Chemotactic migration of bacteria—their ability to direct multicellular motion along chemical gradients—is central to processes in agriculture, the environment, and medicine. However, studies are typically performed in homogeneous media, despite the fact that many bacteria inhabit heterogeneous porous media such as soils, sediments, and biological gels. Here, we directly visualize the migration of Escherichia coli populations in 3D porous media. We find that pore-scale confinement is a strong regulator of chemotactic migration. Strikingly, cells use a different primary mechanism to direct their motion in confinement than in bulk liquid. Further, confinement markedly alters the dynamics and morphology of the migrating population—features that can be described by a continuum model, but only when standard motility parameters are substantially altered from their bulk liquid values.
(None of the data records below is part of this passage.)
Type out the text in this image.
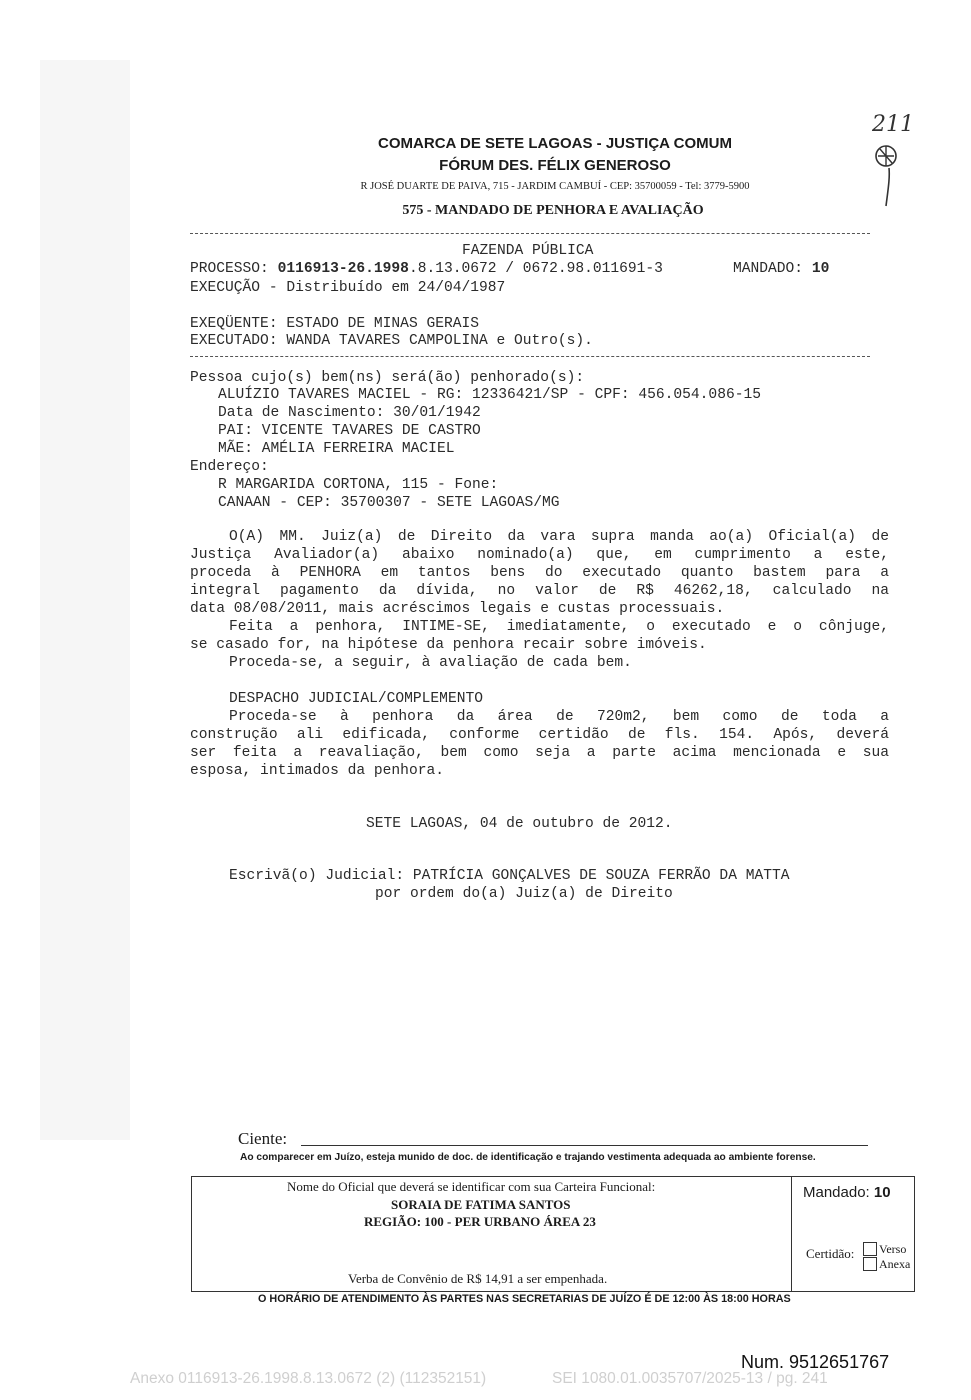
211
COMARCA DE SETE LAGOAS - JUSTIÇA COMUM
FÓRUM DES. FÉLIX GENEROSO
R JOSÉ DUARTE DE PAIVA, 715 - JARDIM CAMBUÍ - CEP: 35700059 - Tel: 3779-5900
575 - MANDADO DE PENHORA E AVALIAÇÃO
FAZENDA PÚBLICA
PROCESSO: 0116913-26.1998.8.13.0672 / 0672.98.011691-3	MANDADO: 10
EXECUÇÃO - Distribuído em 24/04/1987
EXEQÜENTE: ESTADO DE MINAS GERAIS
EXECUTADO: WANDA TAVARES CAMPOLINA e Outro(s).
Pessoa cujo(s) bem(ns) será(ão) penhorado(s):
ALUÍZIO TAVARES MACIEL - RG: 12336421/SP - CPF: 456.054.086-15
Data de Nascimento: 30/01/1942
PAI: VICENTE TAVARES DE CASTRO
MÃE: AMÉLIA FERREIRA MACIEL
Endereço:
R MARGARIDA CORTONA, 115 - Fone:
CANAAN - CEP: 35700307 - SETE LAGOAS/MG
O(A) MM. Juiz(a) de Direito da vara supra manda ao(a) Oficial(a) de
Justiça Avaliador(a) abaixo nominado(a) que, em cumprimento a este,
proceda à PENHORA em tantos bens do executado quanto bastem para a
integral pagamento da dívida, no valor de R$ 46262,18, calculado na
data 08/08/2011, mais acréscimos legais e custas processuais.
Feita a penhora, INTIME-SE, imediatamente, o executado e o cônjuge,
se casado for, na hipótese da penhora recair sobre imóveis.
Proceda-se, a seguir, à avaliação de cada bem.
DESPACHO JUDICIAL/COMPLEMENTO
Proceda-se à penhora da área de 720m2, bem como de toda a
construção ali edificada, conforme certidão de fls. 154. Após, deverá
ser feita a reavaliação, bem como seja a parte acima mencionada e sua
esposa, intimados da penhora.
SETE LAGOAS, 04 de outubro de 2012.
Escrivã(o) Judicial: PATRÍCIA GONÇALVES DE SOUZA FERRÃO DA MATTA
por ordem do(a) Juiz(a) de Direito
Ciente:
Ao comparecer em Juízo, esteja munido de doc. de identificação e trajando vestimenta adequada ao ambiente forense.
Nome do Oficial que deverá se identificar com sua Carteira Funcional:
SORAIA DE FATIMA SANTOS
REGIÃO: 100 - PER URBANO ÁREA 23
Verba de Convênio de R$ 14,91 a ser empenhada.
Mandado: 10
Certidão:	Verso
Anexa
O HORÁRIO DE ATENDIMENTO ÀS PARTES NAS SECRETARIAS DE JUÍZO É DE 12:00 ÀS 18:00 HORAS
Num. 9512651767
Anexo 0116913-26.1998.8.13.0672 (2) (112352151)	SEI 1080.01.0035707/2025-13 / pg. 241
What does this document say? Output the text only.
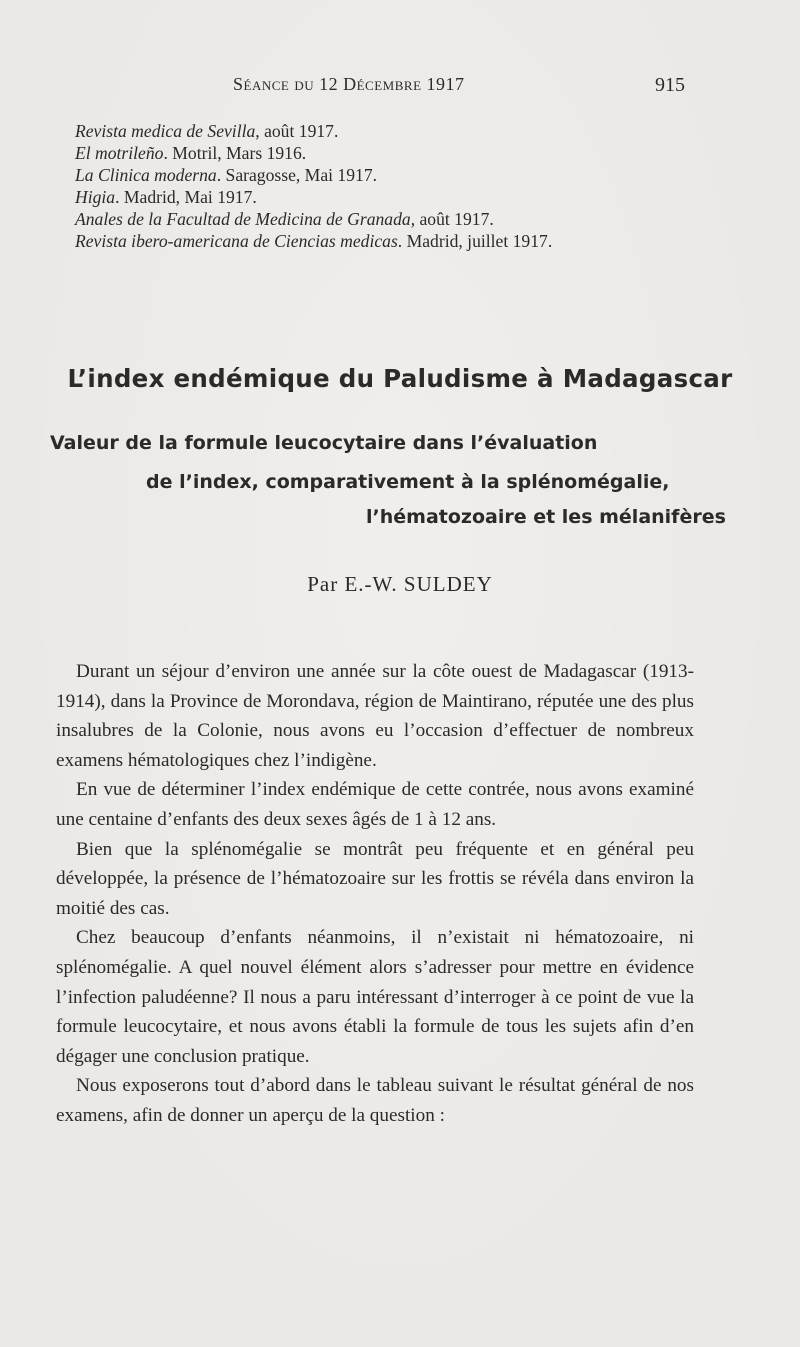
Séance du 12 Décembre 1917	915
Revista medica de Sevilla, août 1917.
El motrileño. Motril, Mars 1916.
La Clinica moderna. Saragosse, Mai 1917.
Higia. Madrid, Mai 1917.
Anales de la Facultad de Medicina de Granada, août 1917.
Revista ibero-americana de Ciencias medicas. Madrid, juillet 1917.
L’index endémique du Paludisme à Madagascar
Valeur de la formule leucocytaire dans l’évaluation
de l’index, comparativement à la splénomégalie,
l’hématozoaire et les mélanifères
Par E.-W. SULDEY

Durant un séjour d’environ une année sur la côte ouest de Madagascar (1913-1914), dans la Province de Morondava, région de Maintirano, réputée une des plus insalubres de la Colonie, nous avons eu l’occasion d’effectuer de nombreux examens hématologiques chez l’indigène.

En vue de déterminer l’index endémique de cette contrée, nous avons examiné une centaine d’enfants des deux sexes âgés de 1 à 12 ans.

Bien que la splénomégalie se montrât peu fréquente et en général peu développée, la présence de l’hématozoaire sur les frottis se révéla dans environ la moitié des cas.

Chez beaucoup d’enfants néanmoins, il n’existait ni hématozoaire, ni splénomégalie. A quel nouvel élément alors s’adresser pour mettre en évidence l’infection paludéenne? Il nous a paru intéressant d’interroger à ce point de vue la formule leucocytaire, et nous avons établi la formule de tous les sujets afin d’en dégager une conclusion pratique.

Nous exposerons tout d’abord dans le tableau suivant le résultat général de nos examens, afin de donner un aperçu de la question :
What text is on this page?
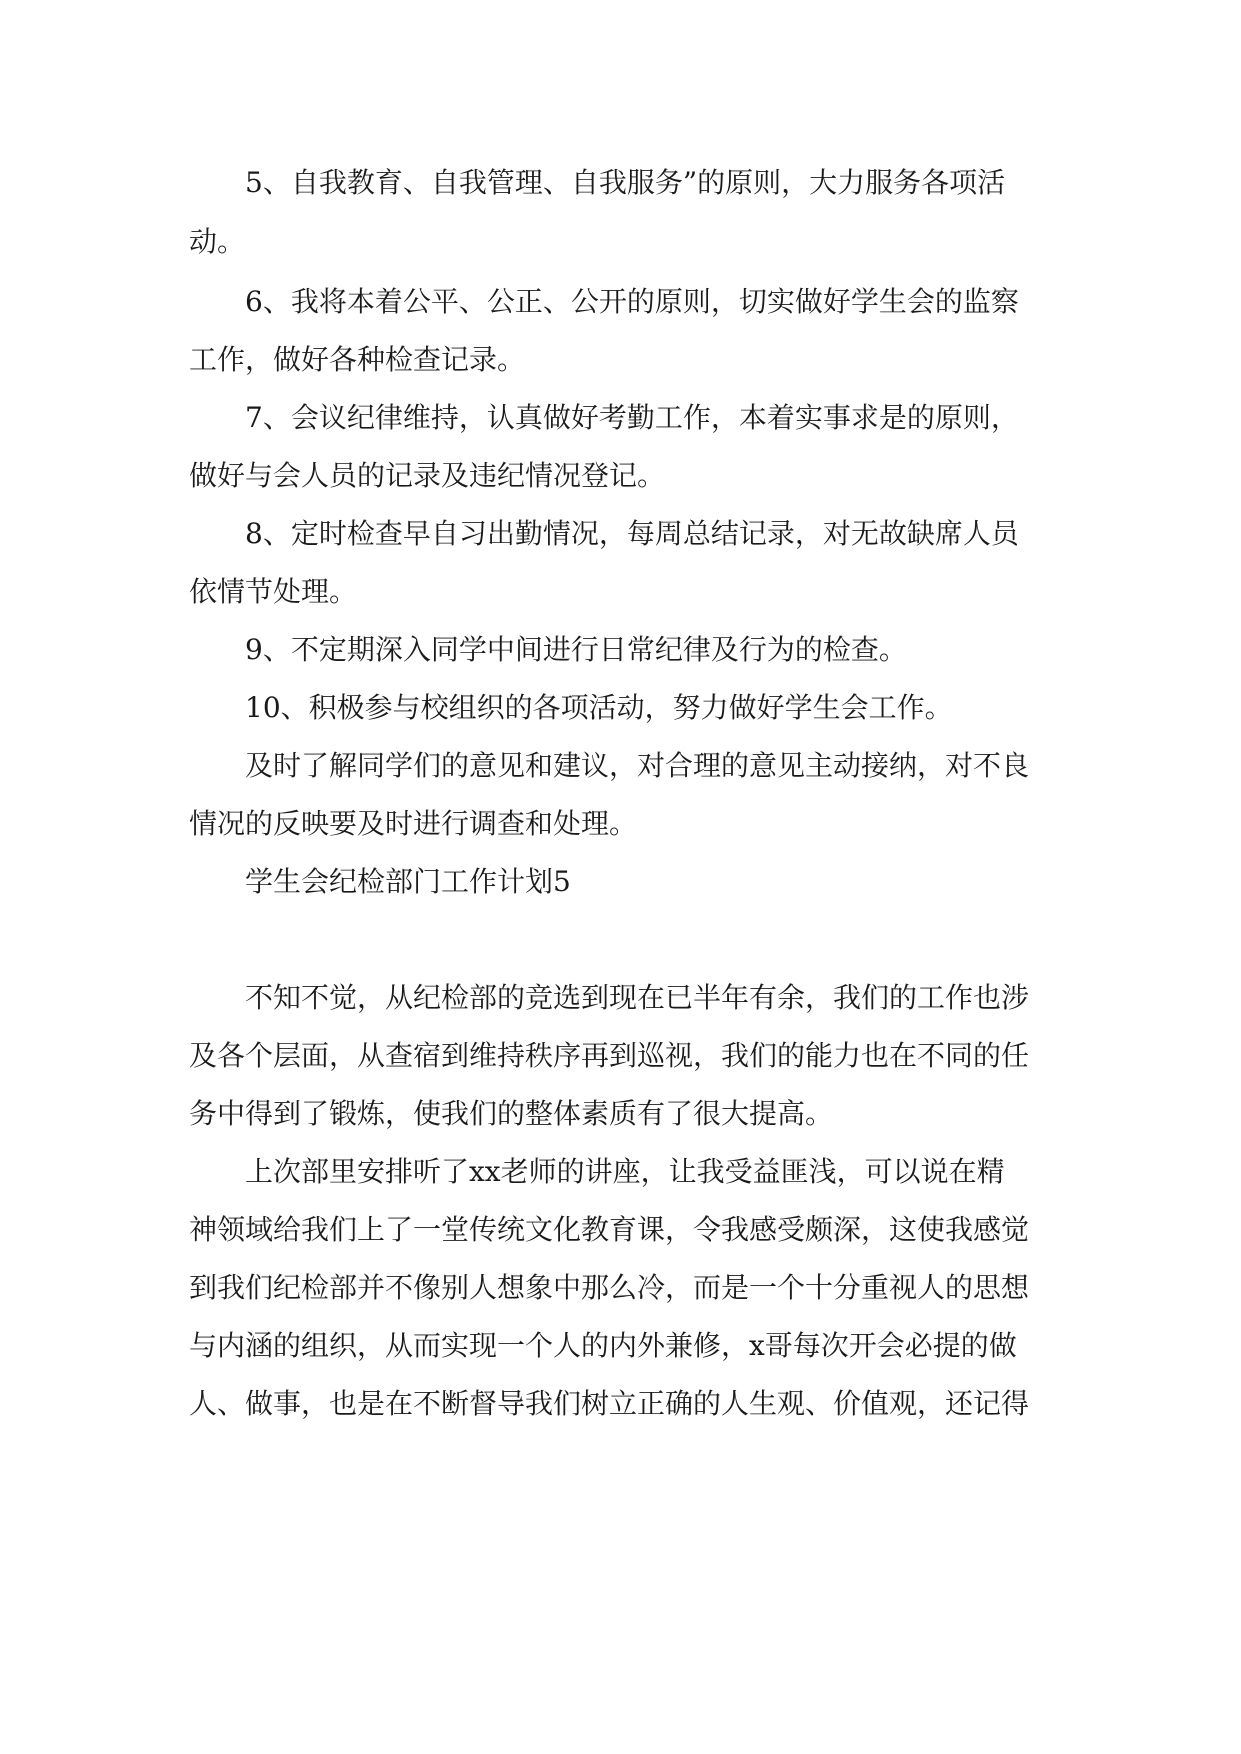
5、自我教育、自我管理、自我服务”的原则，大力服务各项活
动。
6、我将本着公平、公正、公开的原则，切实做好学生会的监察
工作，做好各种检查记录。
7、会议纪律维持，认真做好考勤工作，本着实事求是的原则，
做好与会人员的记录及违纪情况登记。
8、定时检查早自习出勤情况，每周总结记录，对无故缺席人员
依情节处理。
9、不定期深入同学中间进行日常纪律及行为的检查。
10、积极参与校组织的各项活动，努力做好学生会工作。
及时了解同学们的意见和建议，对合理的意见主动接纳，对不良
情况的反映要及时进行调查和处理。
学生会纪检部门工作计划5
不知不觉，从纪检部的竞选到现在已半年有余，我们的工作也涉
及各个层面，从查宿到维持秩序再到巡视，我们的能力也在不同的任
务中得到了锻炼，使我们的整体素质有了很大提高。
上次部里安排听了xx老师的讲座，让我受益匪浅，可以说在精
神领域给我们上了一堂传统文化教育课，令我感受颇深，这使我感觉
到我们纪检部并不像别人想象中那么冷，而是一个十分重视人的思想
与内涵的组织，从而实现一个人的内外兼修，x哥每次开会必提的做
人、做事，也是在不断督导我们树立正确的人生观、价值观，还记得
Our work thus provides a framework to predict and control the migration of bacteria, and active matter in general, in heterogeneous environments.Statement of SignificanceTypical studies of bacterial motility focus on cells in homogeneous media; however, many bacteria inhabit tight porous media such as soils, sediments, and biological gels. This paper demonstrates how confinement in a porous medium fundamentally alters the chemotactic migration of Escherichia coli. We find that cells use a different primary mechanism to direct their motion in confinement than in bulk liquid. Further, confinement markedly alters the overall dynamics and morphology of a migrating population—features that can be described by a continuum model, but only when standard motility parameters are substantially altered from their bulk liquid values. This work thus provides a framework to predict and control the migration of bacteria, and active matter in general, in heterogeneous porous environments.